عنوان مقاله [English]
Construction cost reduction for design engineers has always been important. However, reducing the cost of building should not reduce the quality of the structures. In other words, by providing an optimized design, the maximum capacity of the materials is used. In this study, to achieve these objectives, meta-heuristic algorithms perform the optimization. To optimize RC shear walls, meta-heuristic hybrid algorithm called firefly and particle swarm optimization (FA-PSO) is used. The results of this study confirm the efficiency and accuracy of the algorithm to achieve the global optimum. In this study, the optimal design of reinforced concrete shear walls is done by boundary element and seismic conditions. Cost of reinforced concrete shear wall includes the cost of materials (steel and concrete) and cost formwork, introduced as a goal function. Shear wall design criteria and constraints according to ACI Regulations are written.
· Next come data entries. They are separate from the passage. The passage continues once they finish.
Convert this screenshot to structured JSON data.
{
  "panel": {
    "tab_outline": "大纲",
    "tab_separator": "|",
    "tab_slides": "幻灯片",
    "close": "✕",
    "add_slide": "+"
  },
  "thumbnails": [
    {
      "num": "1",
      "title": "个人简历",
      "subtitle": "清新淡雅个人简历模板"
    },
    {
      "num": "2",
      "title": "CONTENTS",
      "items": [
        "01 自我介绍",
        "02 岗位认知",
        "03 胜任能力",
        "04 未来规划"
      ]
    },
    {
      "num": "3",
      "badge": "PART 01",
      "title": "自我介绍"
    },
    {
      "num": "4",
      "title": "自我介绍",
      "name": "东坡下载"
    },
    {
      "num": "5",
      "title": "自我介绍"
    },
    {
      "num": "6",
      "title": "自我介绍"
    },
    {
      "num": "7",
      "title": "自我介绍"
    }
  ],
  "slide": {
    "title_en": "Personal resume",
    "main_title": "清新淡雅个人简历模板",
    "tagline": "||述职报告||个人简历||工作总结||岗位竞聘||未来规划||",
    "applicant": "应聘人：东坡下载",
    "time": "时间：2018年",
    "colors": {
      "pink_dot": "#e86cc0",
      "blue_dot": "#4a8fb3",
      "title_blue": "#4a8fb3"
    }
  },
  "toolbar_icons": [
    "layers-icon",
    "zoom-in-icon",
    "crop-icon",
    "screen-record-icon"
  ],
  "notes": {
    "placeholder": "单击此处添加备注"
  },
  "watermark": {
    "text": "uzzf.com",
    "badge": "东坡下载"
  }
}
So the optimal point at the lowest cost is achieved when all constraints are met. In addition, the objective function is written in a manner that requires no database optimization done continuously. This collection is presented in the form of a program. This program is a graphical interface, allowing the user to enter information related to the shear walls
and outputs designed to easily observe. Two methods are provided to optimize the shear walls in this research. The first method is continuous optimization, and the second method is the continuous optimization while taking into account the dimensions of discrete variables to include construction conditions. One of the main advantages of this method compared to discrete is that there is no
need to create the database (Section database). This causes the application to review all design modes. The results show that plan is the most economical as possible due to the continuous optimization, as opposed to discrete method, which depends on a variety of databases and problem types.